What books/publications would you like to recommend to our readers?
If people want to look at my books, my first book was “Predictably Irrational”, the second one was “The Upside of Irrationality” and the third one was “The Honest Truth About Dishonesty”. But if I were to recommend three books, I would recommend “Predictably Irrational”, “The Honest Truth About Dishonesty” and “Payoff: The Hidden Logic That Shapes Our Motivations”, a book that I find short and incredibly important.

What is your favourite quote in Behavioural Science?
Amos Tversky said, “My colleagues, they study artificial intelligence; me, I study natural stupidity”. I don’t think people are stupid and Amos does not think that people are stupid. But I think that it shows the contrast between these amazing technologies we’re building based on some assumptions of perfect intelligence and ability, and then what we have in our day-to-day.

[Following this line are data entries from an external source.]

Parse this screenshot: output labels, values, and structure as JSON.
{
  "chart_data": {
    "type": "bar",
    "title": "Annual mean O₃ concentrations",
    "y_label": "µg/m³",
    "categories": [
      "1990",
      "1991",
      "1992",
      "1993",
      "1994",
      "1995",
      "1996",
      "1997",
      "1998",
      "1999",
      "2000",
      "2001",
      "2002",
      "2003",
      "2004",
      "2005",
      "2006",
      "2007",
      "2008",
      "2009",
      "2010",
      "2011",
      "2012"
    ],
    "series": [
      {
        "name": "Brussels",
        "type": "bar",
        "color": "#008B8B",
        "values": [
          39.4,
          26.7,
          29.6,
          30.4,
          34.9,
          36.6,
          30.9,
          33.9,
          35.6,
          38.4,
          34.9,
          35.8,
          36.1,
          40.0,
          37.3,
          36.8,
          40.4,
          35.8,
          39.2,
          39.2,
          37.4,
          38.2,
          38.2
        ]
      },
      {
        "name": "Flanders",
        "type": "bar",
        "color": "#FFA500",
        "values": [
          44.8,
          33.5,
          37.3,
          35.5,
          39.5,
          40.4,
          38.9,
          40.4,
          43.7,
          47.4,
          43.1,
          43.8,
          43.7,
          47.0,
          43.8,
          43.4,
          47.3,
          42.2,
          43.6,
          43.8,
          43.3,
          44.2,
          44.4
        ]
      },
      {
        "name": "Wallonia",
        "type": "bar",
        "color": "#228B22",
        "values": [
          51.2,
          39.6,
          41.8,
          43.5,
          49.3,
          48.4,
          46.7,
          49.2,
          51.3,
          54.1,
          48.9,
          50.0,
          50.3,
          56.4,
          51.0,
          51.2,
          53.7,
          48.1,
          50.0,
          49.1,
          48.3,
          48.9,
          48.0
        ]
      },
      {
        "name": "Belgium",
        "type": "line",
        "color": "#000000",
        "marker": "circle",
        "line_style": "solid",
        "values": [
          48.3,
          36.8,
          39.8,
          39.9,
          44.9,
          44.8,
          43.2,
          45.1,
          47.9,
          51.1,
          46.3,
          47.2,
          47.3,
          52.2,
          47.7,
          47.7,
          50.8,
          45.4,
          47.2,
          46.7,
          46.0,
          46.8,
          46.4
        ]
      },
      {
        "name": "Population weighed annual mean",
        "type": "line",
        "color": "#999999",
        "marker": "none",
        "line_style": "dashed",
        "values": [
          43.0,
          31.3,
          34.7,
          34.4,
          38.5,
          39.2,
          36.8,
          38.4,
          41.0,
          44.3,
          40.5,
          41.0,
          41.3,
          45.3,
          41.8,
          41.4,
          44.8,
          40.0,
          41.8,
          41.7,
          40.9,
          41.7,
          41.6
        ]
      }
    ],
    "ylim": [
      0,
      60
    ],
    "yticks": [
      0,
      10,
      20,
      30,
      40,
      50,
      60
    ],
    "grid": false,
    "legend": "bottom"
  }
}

How do you apply the notions of Behavioural Science in your personal life?
If you think about decisions, there are small decisions, large decisions and habits. Regarding small decisions, sometimes when I go to a coffee shop and find Oh! they’re charging me more here or they’re doing this trick and that is good to know. But mostly, I make the same mistakes as everybody else. I do stop more before big decisions and look at the possible mistakes I might be making, what biases might be hidden here and try not to make those. I also try to work hard to create good habits. Habits are basically about small decisions because we do them a lot, they stay with us for a long time. So, there’s a lot of value in working correctly on creating the right habits, but we cannot do it all the time. Once a year, we may sit and design our habits correctly and try to set them up.

If you could interview any one fictional or historical figure, who would you choose and why?
There are lots of people I would like to interview. But if I could really understand Donald Trump, I would interview him. His years in office have been incredibly devastating for lots of reasons. If he were willing to tell me a little bit about why he really made those decisions, I would try to understand the psychology of that devastating force. It would probably be incredibly sad but interesting and important as well.

Tell us something interesting about yourself most people don’t know.
I enjoy nature tremendously. Time, when I get to walk around in nature, is some of the most precious time I have.